Odense, Denmark,
September 14, 191—
My dear Cynthia:
You perhaps remember that in my first letter to you after reaching Copenhagen I mentioned Roskilde. I stopped there for a short time on my way here on Monday. The place, though now only a small provincial town of but nine thousand inhabitants, has had an eventful and interesting past. In the tenth century Harold Bluetooth, son of Gorm the Old, and grandfather of Canute the Great, who ruled England, made the place his capital and built a cathedral there. And it remained the capital for five hundred years—until it was supplanted by Copenhagen.
I stopped off at Roskilde primarily to see the cathedral, but I enjoyed poking about the narrow, crooked streets between the low-built, tile-roofed houses. As in practically every other European town, the market-place of Roskilde is centrally situated. I passed it early in the forenoon on my way from the station. A sale of livestock was in progress. Horses were being trotted for the benefit of prospective buyers, pigs were squealing, cattle were lowing; and men were sealing bargains for the transfer of animals by the customary handshake.
The original Roskilde cathedral erected by Harold Bluetooth was of wood, but in the eleventh century this was replaced by a larger building of limestone; and about two centuries later the brick building, some fragments of which are incorporated in the present beautiful cathedral, was erected on the site of the limestone one. The present building is the pride of Roskilde. It is a great red-brick pile, quaintly beautiful, with copper roofs discolored a bluish green, and with sharp, oddly-shaped twin towers. This cathedral is the Westminster Abbey of Denmark; more than thirty Danish sovereigns, including Harold Bluetooth, are buried within its walls.
When the ancient limestone building was pulled down, the bones of the founders and benefactors of the cathedral during its early years were removed and immured in the new structure; and two centuries later, in 1521, the bishop Lage Urne had their effigies, dressed in the style of his period, placed on the pillars. There they are as the artist of the time conceived them to have looked: Harold Bluetooth, who built the wooden cathedral; Bishop William, who began the erection of the limestone building; King Svend, who, in order to atone for having killed some men in the cathedral, gave to the bishopric a large tract of territory; and his mother, Estrid, or Margarethe, sister of Canute the Great, who also gave rich gifts to the church.

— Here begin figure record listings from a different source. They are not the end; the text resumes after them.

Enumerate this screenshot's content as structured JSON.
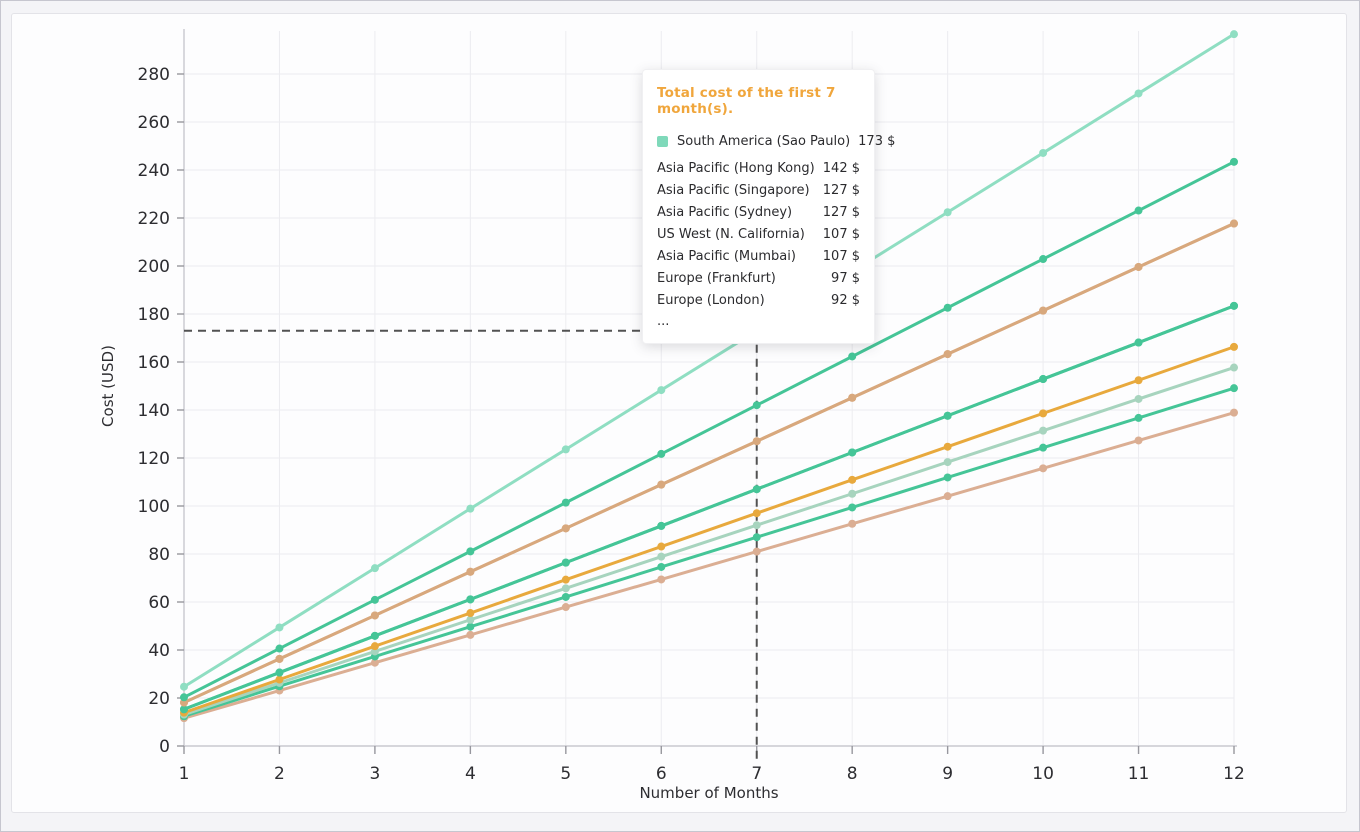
{
  "window": {
    "background_color": "#f4f4f7",
    "card_background": "#fdfdfe"
  },
  "chart_data": {
    "type": "line",
    "title": "",
    "xlabel": "Number of Months",
    "ylabel": "Cost (USD)",
    "x": [
      1,
      2,
      3,
      4,
      5,
      6,
      7,
      8,
      9,
      10,
      11,
      12
    ],
    "x_tick_labels": [
      "1",
      "2",
      "3",
      "4",
      "5",
      "6",
      "7",
      "8",
      "9",
      "10",
      "11",
      "12"
    ],
    "y_ticks": [
      0,
      20,
      40,
      60,
      80,
      100,
      120,
      140,
      160,
      180,
      200,
      220,
      240,
      260,
      280
    ],
    "xlim": [
      1,
      12
    ],
    "ylim": [
      0,
      300
    ],
    "grid": true,
    "legend_position": "none",
    "series": [
      {
        "name": "South America (Sao Paulo)",
        "color": "#8fdec2",
        "values": [
          24.7,
          49.4,
          74.1,
          98.9,
          123.6,
          148.3,
          173,
          197.7,
          222.4,
          247.1,
          271.9,
          296.6
        ]
      },
      {
        "name": "Asia Pacific (Hong Kong)",
        "color": "#45c597",
        "values": [
          20.3,
          40.6,
          60.9,
          81.1,
          101.4,
          121.7,
          142,
          162.3,
          182.6,
          202.9,
          223.1,
          243.4
        ]
      },
      {
        "name": "Asia Pacific (Singapore)",
        "color": "#d8a87d",
        "values": [
          18.1,
          36.3,
          54.4,
          72.6,
          90.7,
          108.9,
          127,
          145.1,
          163.3,
          181.4,
          199.6,
          217.7
        ]
      },
      {
        "name": "Asia Pacific (Sydney)",
        "color": "#d8a87d",
        "values": [
          18.1,
          36.3,
          54.4,
          72.6,
          90.7,
          108.9,
          127,
          145.1,
          163.3,
          181.4,
          199.6,
          217.7
        ]
      },
      {
        "name": "US West (N. California)",
        "color": "#45c597",
        "values": [
          15.3,
          30.6,
          45.9,
          61.1,
          76.4,
          91.7,
          107,
          122.3,
          137.6,
          152.9,
          168.1,
          183.4
        ]
      },
      {
        "name": "Asia Pacific (Mumbai)",
        "color": "#45c597",
        "values": [
          15.3,
          30.6,
          45.9,
          61.1,
          76.4,
          91.7,
          107,
          122.3,
          137.6,
          152.9,
          168.1,
          183.4
        ]
      },
      {
        "name": "Europe (Frankfurt)",
        "color": "#e8a93d",
        "values": [
          13.9,
          27.7,
          41.6,
          55.4,
          69.3,
          83.1,
          97,
          110.9,
          124.7,
          138.6,
          152.4,
          166.3
        ]
      },
      {
        "name": "Europe (London)",
        "color": "#a7d4be",
        "values": [
          13.1,
          26.3,
          39.4,
          52.6,
          65.7,
          78.9,
          92,
          105.1,
          118.3,
          131.4,
          144.6,
          157.7
        ]
      },
      {
        "name": "",
        "color": "#45c597",
        "values": [
          12.4,
          24.9,
          37.3,
          49.7,
          62.1,
          74.6,
          87,
          99.4,
          111.9,
          124.3,
          136.7,
          149.1
        ]
      },
      {
        "name": "",
        "color": "#dbae93",
        "values": [
          11.6,
          23.1,
          34.7,
          46.3,
          57.9,
          69.4,
          81,
          92.6,
          104.1,
          115.7,
          127.3,
          138.9
        ]
      }
    ],
    "crosshair": {
      "x": 7,
      "y": 173,
      "color": "#525252"
    },
    "highlight_point": {
      "x": 7,
      "y": 173,
      "series": "South America (Sao Paulo)",
      "color": "#8fdec2"
    }
  },
  "tooltip": {
    "title": "Total cost of the first 7 month(s).",
    "title_color": "#f0a63c",
    "rows": [
      {
        "label": "South America (Sao Paulo)",
        "value": "173 $",
        "marker": true,
        "marker_color": "#7fd9ba"
      },
      {
        "label": "Asia Pacific (Hong Kong)",
        "value": "142 $",
        "marker": false
      },
      {
        "label": "Asia Pacific (Singapore)",
        "value": "127 $",
        "marker": false
      },
      {
        "label": "Asia Pacific (Sydney)",
        "value": "127 $",
        "marker": false
      },
      {
        "label": "US West (N. California)",
        "value": "107 $",
        "marker": false
      },
      {
        "label": "Asia Pacific (Mumbai)",
        "value": "107 $",
        "marker": false
      },
      {
        "label": "Europe (Frankfurt)",
        "value": "97 $",
        "marker": false
      },
      {
        "label": "Europe (London)",
        "value": "92 $",
        "marker": false
      }
    ],
    "ellipsis": "..."
  },
  "style": {
    "grid_color": "#ececf0",
    "axis_color": "#c9c9cf",
    "tick_color": "#97979e",
    "tick_text_color": "#2d2d31"
  }
}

The most famous tomb in the cathedral, however, is that of the great Queen Margaret, whose remains rest in a black marble coffin behind the high altar. On the lid of the coffin is an effigy of the queen in alabaster—a purely imaginary likeness, made by a foreign artist who had never seen the queen. The figure is a beautiful one, though, with pure and determined features. The queen’s hair lies in a thick braid around her forehead, and a veil and a crown are upon her head; around the waist of her graceful robe is a girdle with pendulous bells. Behind the head of the queen is a splendid canopy bearing the arms of the Scandinavian Union, with a Latin inscription around its margin which, being interpreted, reads: “A. D. 1412, on the day of the Apostles Simon and Judas died the illustrious Princess, Lady Margaret, once Queen of Denmark, Sweden and Norway, but in the following year on the 4th of July, she was buried here. As posterity is not able to honor her thus as she has deserved, this work has been constructed in memory of her at the expense of Erik, our present King, 1423.” The Eric mentioned was Margaret’s grand-nephew, Eric of Pomerania, who succeeded the great queen.
The tombs of some of the Christians and Fredericks are also pretty elaborate; and they furnish varied information about the reigns of these rulers. Christian IV is buried in a chapel named for him, decorated with frescoes of allegorical figures and historical scenes illustrating the character and life of the king. The coffin itself is of oak covered with black velvet decorated with silver plates. On the lid lies the King’s sword and a crucifix. This was the King Christian who “stood by the lofty mast, in mist and smoke,” you will remember. One of the paintings on the chapel wall represents him in his brave stand in the battle of the Baltic.
Frederick IV, who lived in a more ornate age, has a great marble sarcophagus done in rich rococo style. On the lid is a figure of Fame bearing a medallion with the king’s portrait, and publishing his name by sound of trombone; at the head sits the figure of a woman, with a burning heart, meant to represent the people’s love for their king; at the foot is an old man, Father Time in new guise, with a tablet on which is written: “King Frederick died 1730.” On the sides are historical illustrations—victories of war on land and sea; the freeing of the serfs; the establishment of the “land militia”; the founding of the village schools.